Perché essere prevenuti quando la produzione è italiana? Il nostro cinema sarà pur carente di validi mezzi ed interpreti, ma non possiamo negargli la straordinaria capacità di trasformare un plot semplice e (a tratti) prevedibile in un film godibile e mai noioso.
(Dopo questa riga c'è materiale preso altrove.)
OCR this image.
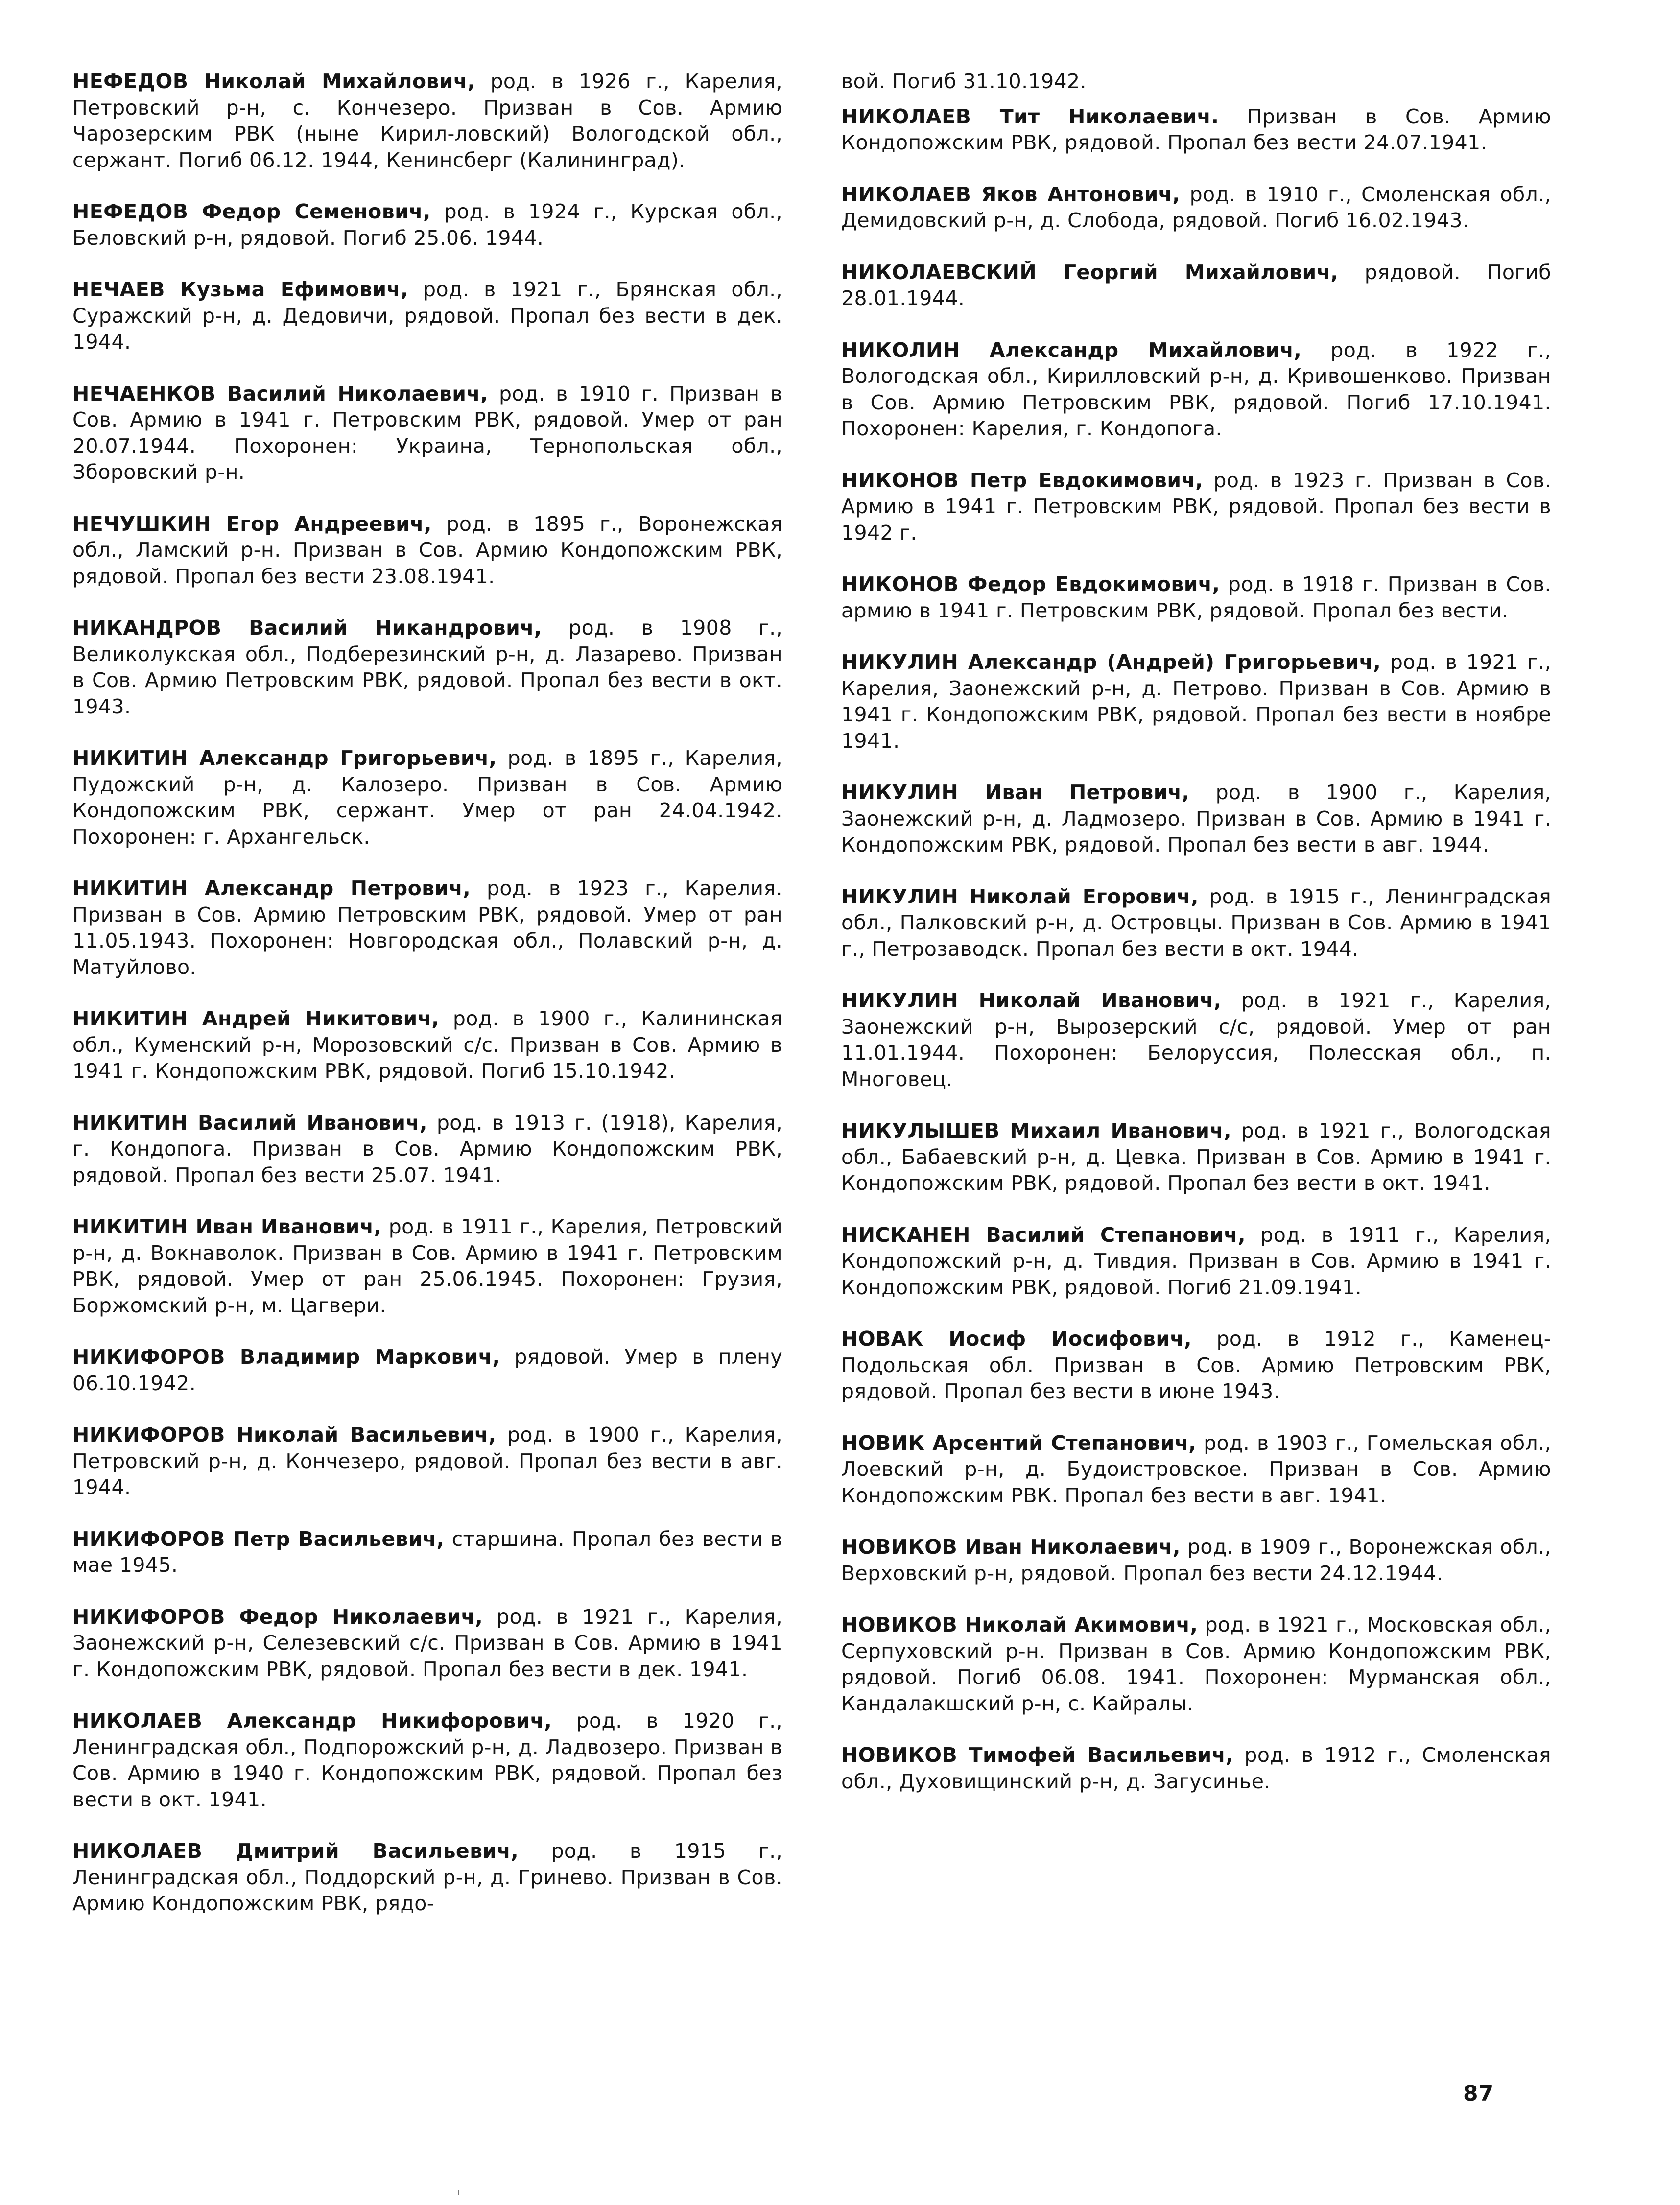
НЕФЕДОВ Николай Михайлович, род. в 1926 г., Карелия, Петровский р-н, с. Кончезеро. Призван в Сов. Армию Чарозерским РВК (ныне Кирил-ловский) Вологодской обл., сержант. Погиб 06.12. 1944, Кенинсберг (Калининград).

НЕФЕДОВ Федор Семенович, род. в 1924 г., Курская обл., Беловский р-н, рядовой. Погиб 25.06. 1944.

НЕЧАЕВ Кузьма Ефимович, род. в 1921 г., Брянская обл., Суражский р-н, д. Дедовичи, рядовой. Пропал без вести в дек. 1944.

НЕЧАЕНКОВ Василий Николаевич, род. в 1910 г. Призван в Сов. Армию в 1941 г. Петровским РВК, рядовой. Умер от ран 20.07.1944. Похоронен: Украина, Тернопольская обл., Зборовский р-н.

НЕЧУШКИН Егор Андреевич, род. в 1895 г., Воронежская обл., Ламский р-н. Призван в Сов. Армию Кондопожским РВК, рядовой. Пропал без вести 23.08.1941.

НИКАНДРОВ Василий Никандрович, род. в 1908 г., Великолукская обл., Подберезинский р-н, д. Лазарево. Призван в Сов. Армию Петровским РВК, рядовой. Пропал без вести в окт. 1943.

НИКИТИН Александр Григорьевич, род. в 1895 г., Карелия, Пудожский р-н, д. Калозеро. Призван в Сов. Армию Кондопожским РВК, сержант. Умер от ран 24.04.1942. Похоронен: г. Архангельск.

НИКИТИН Александр Петрович, род. в 1923 г., Карелия. Призван в Сов. Армию Петровским РВК, рядовой. Умер от ран 11.05.1943. Похоронен: Новгородская обл., Полавский р-н, д. Матуйлово.

НИКИТИН Андрей Никитович, род. в 1900 г., Калининская обл., Куменский р-н, Морозовский с/с. Призван в Сов. Армию в 1941 г. Кондопожским РВК, рядовой. Погиб 15.10.1942.

НИКИТИН Василий Иванович, род. в 1913 г. (1918), Карелия, г. Кондопога. Призван в Сов. Армию Кондопожским РВК, рядовой. Пропал без вести 25.07. 1941.

НИКИТИН Иван Иванович, род. в 1911 г., Карелия, Петровский р-н, д. Вокнаволок. Призван в Сов. Армию в 1941 г. Петровским РВК, рядовой. Умер от ран 25.06.1945. Похоронен: Грузия, Боржомский р-н, м. Цагвери.

НИКИФОРОВ Владимир Маркович, рядовой. Умер в плену 06.10.1942.

НИКИФОРОВ Николай Васильевич, род. в 1900 г., Карелия, Петровский р-н, д. Кончезеро, рядовой. Пропал без вести в авг. 1944.

НИКИФОРОВ Петр Васильевич, старшина. Пропал без вести в мае 1945.

НИКИФОРОВ Федор Николаевич, род. в 1921 г., Карелия, Заонежский р-н, Селезевский с/с. Призван в Сов. Армию в 1941 г. Кондопожским РВК, рядовой. Пропал без вести в дек. 1941.

НИКОЛАЕВ Александр Никифорович, род. в 1920 г., Ленинградская обл., Подпорожский р-н, д. Ладвозеро. Призван в Сов. Армию в 1940 г. Кондопожским РВК, рядовой. Пропал без вести в окт. 1941.

НИКОЛАЕВ Дмитрий Васильевич, род. в 1915 г., Ленинградская обл., Поддорский р-н, д. Гринево. Призван в Сов. Армию Кондопожским РВК, рядо-

вой. Погиб 31.10.1942.

НИКОЛАЕВ Тит Николаевич. Призван в Сов. Армию Кондопожским РВК, рядовой. Пропал без вести 24.07.1941.

НИКОЛАЕВ Яков Антонович, род. в 1910 г., Смоленская обл., Демидовский р-н, д. Слобода, рядовой. Погиб 16.02.1943.

НИКОЛАЕВСКИЙ Георгий Михайлович, рядовой. Погиб 28.01.1944.

НИКОЛИН Александр Михайлович, род. в 1922 г., Вологодская обл., Кирилловский р-н, д. Кривошенково. Призван в Сов. Армию Петровским РВК, рядовой. Погиб 17.10.1941. Похоронен: Карелия, г. Кондопога.

НИКОНОВ Петр Евдокимович, род. в 1923 г. Призван в Сов. Армию в 1941 г. Петровским РВК, рядовой. Пропал без вести в 1942 г.

НИКОНОВ Федор Евдокимович, род. в 1918 г. Призван в Сов. армию в 1941 г. Петровским РВК, рядовой. Пропал без вести.

НИКУЛИН Александр (Андрей) Григорьевич, род. в 1921 г., Карелия, Заонежский р-н, д. Петрово. Призван в Сов. Армию в 1941 г. Кондопожским РВК, рядовой. Пропал без вести в ноябре 1941.

НИКУЛИН Иван Петрович, род. в 1900 г., Карелия, Заонежский р-н, д. Ладмозеро. Призван в Сов. Армию в 1941 г. Кондопожским РВК, рядовой. Пропал без вести в авг. 1944.

НИКУЛИН Николай Егорович, род. в 1915 г., Ленинградская обл., Палковский р-н, д. Островцы. Призван в Сов. Армию в 1941 г., Петрозаводск. Пропал без вести в окт. 1944.

НИКУЛИН Николай Иванович, род. в 1921 г., Карелия, Заонежский р-н, Вырозерский с/с, рядовой. Умер от ран 11.01.1944. Похоронен: Белоруссия, Полесская обл., п. Многовец.

НИКУЛЫШЕВ Михаил Иванович, род. в 1921 г., Вологодская обл., Бабаевский р-н, д. Цевка. Призван в Сов. Армию в 1941 г. Кондопожским РВК, рядовой. Пропал без вести в окт. 1941.

НИСКАНЕН Василий Степанович, род. в 1911 г., Карелия, Кондопожский р-н, д. Тивдия. Призван в Сов. Армию в 1941 г. Кондопожским РВК, рядовой. Погиб 21.09.1941.

НОВАК Иосиф Иосифович, род. в 1912 г., Каменец-Подольская обл. Призван в Сов. Армию Петровским РВК, рядовой. Пропал без вести в июне 1943.

НОВИК Арсентий Степанович, род. в 1903 г., Гомельская обл., Лоевский р-н, д. Будоистровское. Призван в Сов. Армию Кондопожским РВК. Пропал без вести в авг. 1941.

НОВИКОВ Иван Николаевич, род. в 1909 г., Воронежская обл., Верховский р-н, рядовой. Пропал без вести 24.12.1944.

НОВИКОВ Николай Акимович, род. в 1921 г., Московская обл., Серпуховский р-н. Призван в Сов. Армию Кондопожским РВК, рядовой. Погиб 06.08. 1941. Похоронен: Мурманская обл., Кандалакшский р-н, с. Кайралы.

НОВИКОВ Тимофей Васильевич, род. в 1912 г., Смоленская обл., Духовищинский р-н, д. Загусинье.

87
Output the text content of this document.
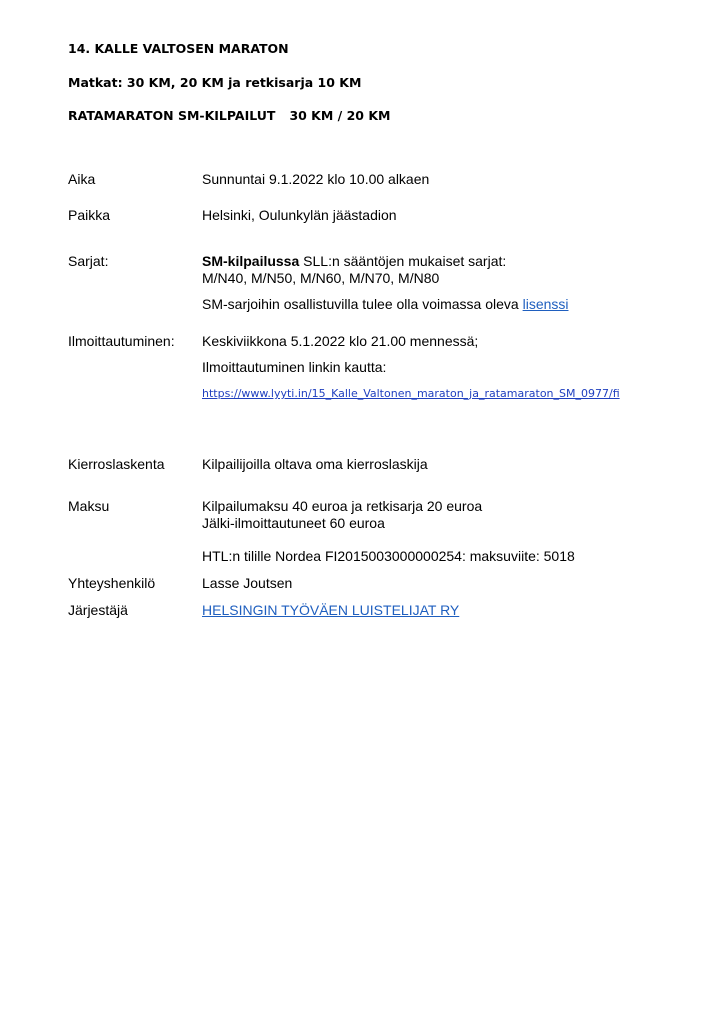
14. KALLE VALTOSEN MARATON
Matkat: 30 KM, 20 KM ja retkisarja 10 KM
RATAMARATON SM-KILPAILUT 30 KM / 20 KM
Aika	Sunnuntai 9.1.2022 klo 10.00 alkaen
Paikka	Helsinki, Oulunkylän jäästadion
Sarjat:	SM-kilpailussa SLL:n sääntöjen mukaiset sarjat:
M/N40, M/N50, M/N60, M/N70, M/N80
SM-sarjoihin osallistuvilla tulee olla voimassa oleva lisenssi
Ilmoittautuminen: Keskiviikkona 5.1.2022 klo 21.00 mennessä;
Ilmoittautuminen linkin kautta:
https://www.lyyti.in/15_Kalle_Valtonen_maraton_ja_ratamaraton_SM_0977/fi
Kierroslaskenta	Kilpailijoilla oltava oma kierroslaskija
Maksu	Kilpailumaksu 40 euroa ja retkisarja 20 euroa
Jälki-ilmoittautuneet 60 euroa
HTL:n tilille Nordea FI2015003000000254: maksuviite: 5018
Yhteyshenkilö	Lasse Joutsen
Järjestäjä	HELSINGIN TYÖVÄEN LUISTELIJAT RY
Un peschereccio e due uomini che credono di conoscersi: l’equivalente americano sarebbe stato un pessimo b-movie, invece sono qui a fare i complimenti a Melliti per la regia, ma ancor più per la sceneggiatura originale che tratta un tema (sempre/sempre più) attualissimo (mi si passi il superlativo superfluo) senza cadere mai nel banale, anzi lasciandoci ricordare quella paura che dal famoso 11 Settembre tutti conosciamo e neghiamo di provare.

La paura dell’altro, del nostro vicino di casa, l’ossessione di essere dalla parte di quel “giusto” che nessuno può conoscere ma che tutti vogliamo custodire.

Buone le interpretazioni di Bova (“navigato” pescatore) alle prese con il dialetto siciliano (ma per una analisi più attendibile dovremmo chiedere ad un isolano…) e di Martorana nei panni (credibili) di tunisino trapiantato fin nelle inflessioni linguistiche deviate dalla lingua madre (mi riferisco a quella del personaggio, l’arabo).

Trovate interessanti, affatto banali [anzi, sta proprio  nella banalità la loro forza - vedi: il santino...], che ci avvicinano alla tensione emotiva del protagonista e finale a sorpresa (?) a guarnire 80 minuti di buon cinema.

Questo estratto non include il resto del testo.